For the last few days I’ve been moving MySQL databases around at work.  Being a bit in a rush and overconfident (I have backups!),  I was simply detaching the /var/lib/mysql volume on one host (running Amazon AMI and MySQL) and attaching it to another host (running CentOS 7 and MariaDB).

It’s not surprising that I got this error: “InnoDB: Error: log file ./ib_logfile0 is of different size“.  Gladly, this ServerFault thread provided enough hints for me to solve the problem.  In a nutshell:

  1. Temporarily comment out the InnoDB log file size setting (e.g.: innodb_log_file_size = 64M) in /etc/my.cnf.
  2. Set innodb_fast_shutdown to 0 (read more).
  3. Restart the MySQL service once or twice.
  4. Uncomment the log file size setting.
  5. Set InnoDB fast shutdown back to default or remove it from your my.cnf altogether.
  6. Celebrate!

Knowing how little I learn from my own mistakes, I’m sure I’ll find this post useful in the future.

MySQL, PHP and “Integrity constraint violation: 1062 Duplicate entry”

Anna Filina blogs about an interesting problem she encountered with when working on a PHP and MySQL project:

MySQL was complaining about “Integrity constraint violation: 1062 Duplicate entry”. I had all the necessary safeguards in my code to prevent duplicates in tha column.

I gave up on logic and simply dumped the contents of the problematic column for every record. I found that there was a record with and without an accent on one of the characters. PHP saw each as a unique value, but MySQL did not make a distinction, which is why it complained about a duplicate value. It’s a good thing too, because based on my goal, these should have been treated as duplicates.

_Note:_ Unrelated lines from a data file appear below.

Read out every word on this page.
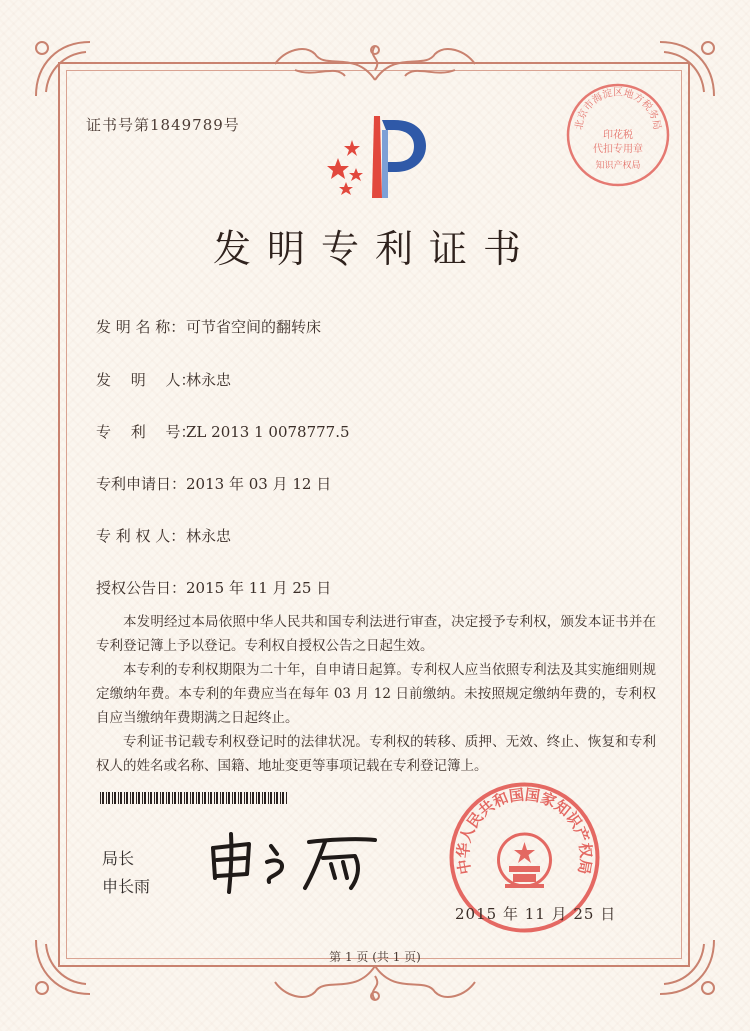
证书号第1849789号	北京市海淀区地方税务局
印花税
代扣专用章
知识产权局
发明专利证书
发 明 名 称：可节省空间的翻转床
发　 明 　人：林永忠
专　 利 　号：ZL 2013 1 0078777.5
专利申请日：2013 年 03 月 12 日
专 利 权 人：林永忠
授权公告日：2015 年 11 月 25 日

本发明经过本局依照中华人民共和国专利法进行审查，决定授予专利权，颁发本证书并在专利登记簿上予以登记。专利权自授权公告之日起生效。

本专利的专利权期限为二十年，自申请日起算。专利权人应当依照专利法及其实施细则规定缴纳年费。本专利的年费应当在每年 03 月 12 日前缴纳。未按照规定缴纳年费的，专利权自应当缴纳年费期满之日起终止。

专利证书记载专利权登记时的法律状况。专利权的转移、质押、无效、终止、恢复和专利权人的姓名或名称、国籍、地址变更等事项记载在专利登记簿上。

局长
申长雨
中华人民共和国国家知识产权局
2015 年 11 月 25 日
第 1 页 (共 1 页)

She also mentions two possible solutions to the problem:

My solution was to substitute accented characters before filtering duplicates in the code. This way, similar records were rejected before they were sent to the database.

and

As pointed out in the comments, a more robust and versatile solution would be to check the collation on the column.

I’m sure this will come in handy one day.